Pathologic GER occurs when reflux of acidic gastric contents causes injury to the lower esophageal mucosa. Although preterm infants do have some acidic GER episodes, most GER episodes in this population are only weakly acidic because of their lower gastric acidity and frequent milk feedings, making such esophageal injury unlikely to occur.

Signs commonly ascribed to GER in preterm infants include feeding intolerance or aversion, poor weight gain, frequent regurgitation, apnea, and desaturation and bradycardia and behavioral signs, including irritability and perceived postprandial discomfort. In the data, the temporal association of these perceived signs of GER with either acidic or nonacidic reflux episodes as measured by multichannel intraesophageal impedance (MII) and pH is not supported, and the signs will usually improve with time without treatment.

The most accurate method for detecting GER in preterm infants is MII, often combined with simultaneous pH sensoring. MII tracks the movement of fluids, solids, and air and can show whether a fluid bolus is moving antegrade (swallowing) or retrograde (reflux), and how high in the esophagus it is. Measuring lower-esophageal pH alone is a not a reliable method. Although contrast fluoroscopy images episodes of reflux, it cannot distinguish between clinically significant and insignificant GER.

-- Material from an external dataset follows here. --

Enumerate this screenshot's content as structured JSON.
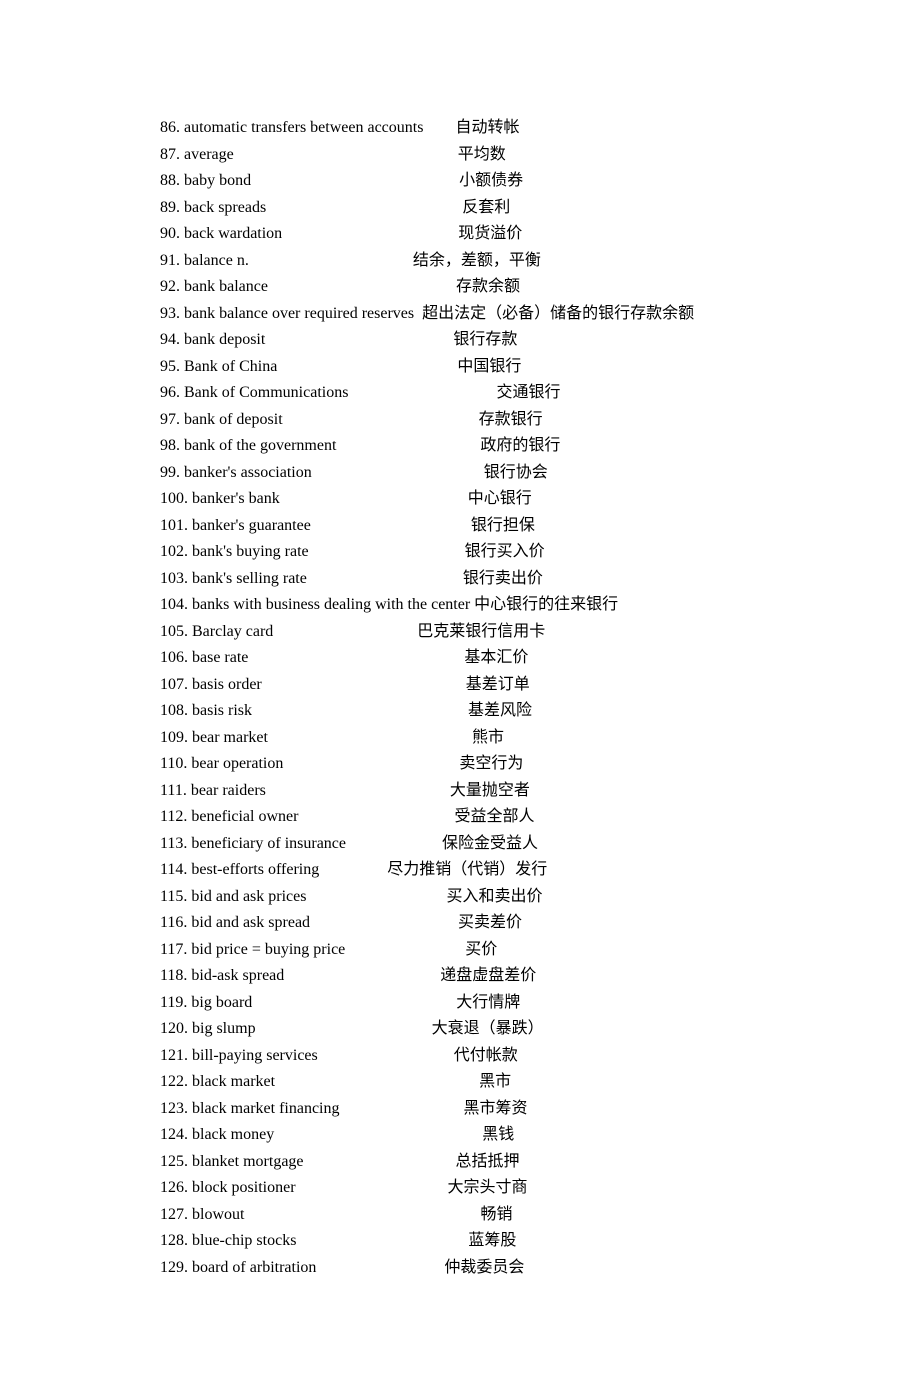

Data regarding the possible association between worsening lung disease attributable to GER and microaspiration in mechanically ventilated preterm infants are sparse. Further studies to elucidate such an association and to assess the effect of GER treatment on the severity of lung disease are needed.

There is marked variability in the diagnosis and treatment of GER in preterm infants among NICUs, perhaps because the diagnosis is usually made by clinical assessment of signs and symptoms and/or a trial of nonpharmacologic or pharmacologic treatment rather than definitive tests.

Conservative measures to control reflux, such as left lateral body position, head elevation, and feeding regimen manipulation, have not been shown to reduce clinically assessed signs of GER in the preterm infant; for infants greater than 32 weeks’ postmenstrual age, safe sleep approaches, including supine positioning on a flat and firm surface and avoidance of commercial devices designed to maintain head elevation in the crib, should be paramount as a model for parents of infants approaching discharge from the hospital.

Preterm infants with clinically diagnosed GER are often treated with pharmacologic agents; however, a lack of evidence of efficacy together with emerging evidence of significant harm (particularly with gastric acid blockade) strongly suggest that these agents should be used sparingly, if at all, in preterm infants.